While Congress recently designated Juneteenth an official holiday, the meaning of Juneteenth for Black people has been a lived reality for 156 years: freedom without safety. Whether this new holiday will inspire Americans to take it upon themselves to understand the past to confront present-day systemic anti-Blackness remains to be seen. The question that loomed after the end of slavery remains as relevant today: is it possible to be Black and safe in the United States?

For Black communities, Juneteenth has served as a touchstone to reflect on the enslavement and exploitation of Black people while bearing witness to the ongoing struggle and suffering for full participation in America society. The day challenges the comforting national narrative of the making of the first modern democracy through principled political independence from the British empire. For most Americans, July 4th is a patriotic occasion to celebrate the making of a new nation while conveniently overlooking the centrality of slavery in its founding documents, the wealth of its founders, and economic development of the country.

Juneteenth replaces this willful amnesia with the true horror of national memory. Whereas July 4th is an occasion to celebrate democracy not enjoyed by (or extended to) women, and Black, Indigenous, and other People of Color. Juneteenth commemorates a travesty that should never have occurred—slavery. In the name of civilization, religion, and commerce Black bodies were exploited, brutalized, raped, and cast off as things. This system of de-humanization was never a crime against humanity because Black people were not considered fully human. Instead, slavery was a method to build a country, enrich people, endow universities and churches, and establish white supremacy as a condition as natural as Black subordination.

Frederick Douglass memorably captured this intrinsic contradiction in his 1852 speech entitled “What to the Slave is the Fourth of July”.

“What, to the American slave, is your Fourth of July?
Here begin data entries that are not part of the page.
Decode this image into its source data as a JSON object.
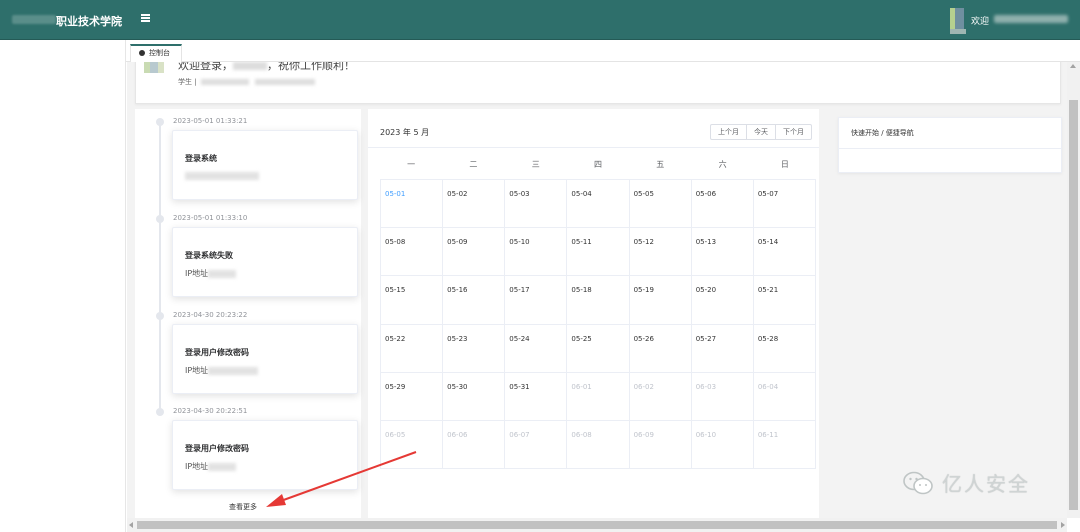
{
  "header": {
    "brand_label": "职业技术学院",
    "welcome_label": "欢迎",
    "accent_color": "#2e6f6b"
  },
  "tabs": [
    {
      "label": "控制台",
      "icon": "dashboard-icon"
    }
  ],
  "welcome_card": {
    "title_prefix": "欢迎登录，",
    "title_suffix": "，祝你工作顺利！",
    "role_label": "学生 |"
  },
  "timeline": {
    "items": [
      {
        "time": "2023-05-01 01:33:21",
        "title": "登录系统",
        "detail": ""
      },
      {
        "time": "2023-05-01 01:33:10",
        "title": "登录系统失败",
        "detail": "IP地址"
      },
      {
        "time": "2023-04-30 20:23:22",
        "title": "登录用户修改密码",
        "detail": "IP地址"
      },
      {
        "time": "2023-04-30 20:22:51",
        "title": "登录用户修改密码",
        "detail": "IP地址"
      }
    ],
    "view_more_label": "查看更多"
  },
  "calendar": {
    "title": "2023 年 5 月",
    "prev_label": "上个月",
    "today_label": "今天",
    "next_label": "下个月",
    "weekdays": [
      "一",
      "二",
      "三",
      "四",
      "五",
      "六",
      "日"
    ],
    "cells": [
      {
        "d": "05-01",
        "s": "today"
      },
      {
        "d": "05-02",
        "s": ""
      },
      {
        "d": "05-03",
        "s": ""
      },
      {
        "d": "05-04",
        "s": ""
      },
      {
        "d": "05-05",
        "s": ""
      },
      {
        "d": "05-06",
        "s": ""
      },
      {
        "d": "05-07",
        "s": ""
      },
      {
        "d": "05-08",
        "s": ""
      },
      {
        "d": "05-09",
        "s": ""
      },
      {
        "d": "05-10",
        "s": ""
      },
      {
        "d": "05-11",
        "s": ""
      },
      {
        "d": "05-12",
        "s": ""
      },
      {
        "d": "05-13",
        "s": ""
      },
      {
        "d": "05-14",
        "s": ""
      },
      {
        "d": "05-15",
        "s": ""
      },
      {
        "d": "05-16",
        "s": ""
      },
      {
        "d": "05-17",
        "s": ""
      },
      {
        "d": "05-18",
        "s": ""
      },
      {
        "d": "05-19",
        "s": ""
      },
      {
        "d": "05-20",
        "s": ""
      },
      {
        "d": "05-21",
        "s": ""
      },
      {
        "d": "05-22",
        "s": ""
      },
      {
        "d": "05-23",
        "s": ""
      },
      {
        "d": "05-24",
        "s": ""
      },
      {
        "d": "05-25",
        "s": ""
      },
      {
        "d": "05-26",
        "s": ""
      },
      {
        "d": "05-27",
        "s": ""
      },
      {
        "d": "05-28",
        "s": ""
      },
      {
        "d": "05-29",
        "s": ""
      },
      {
        "d": "05-30",
        "s": ""
      },
      {
        "d": "05-31",
        "s": ""
      },
      {
        "d": "06-01",
        "s": "other"
      },
      {
        "d": "06-02",
        "s": "other"
      },
      {
        "d": "06-03",
        "s": "other"
      },
      {
        "d": "06-04",
        "s": "other"
      },
      {
        "d": "06-05",
        "s": "other"
      },
      {
        "d": "06-06",
        "s": "other"
      },
      {
        "d": "06-07",
        "s": "other"
      },
      {
        "d": "06-08",
        "s": "other"
      },
      {
        "d": "06-09",
        "s": "other"
      },
      {
        "d": "06-10",
        "s": "other"
      },
      {
        "d": "06-11",
        "s": "other"
      }
    ],
    "today_color": "#409eff",
    "other_month_color": "#c0c4cc"
  },
  "quicknav": {
    "title": "快速开始 / 便捷导航"
  },
  "annotation": {
    "arrow_color": "#e53935"
  },
  "watermark": {
    "text": "亿人安全",
    "icon": "wechat-icon"
  }
}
I answer: a day that reveals to him, more than other days in the year, the gross injustice and cruelty to which he is a constant victim. To him, your celebration is a sham; your boasted liberty, an unholy license; your national greatness, swelling vanity; your sounds of rejoicing are empty and heartless; your denunciations of tyrants, brass fronted impudence; your shouts of liberty and equality, hollow mockery; your prayers and hymns, your sermons and thanksgivings, with your religious parade, and solemnity, are, to him, mere bombast, fraud, deception, impiety, and hypocrisy – a thin veil to cover up crimes which would disgrace a nation of savages. There is not a nation on the earth guilty of practices, more shocking and bloodier, than are the people of these United States, at this very honor.”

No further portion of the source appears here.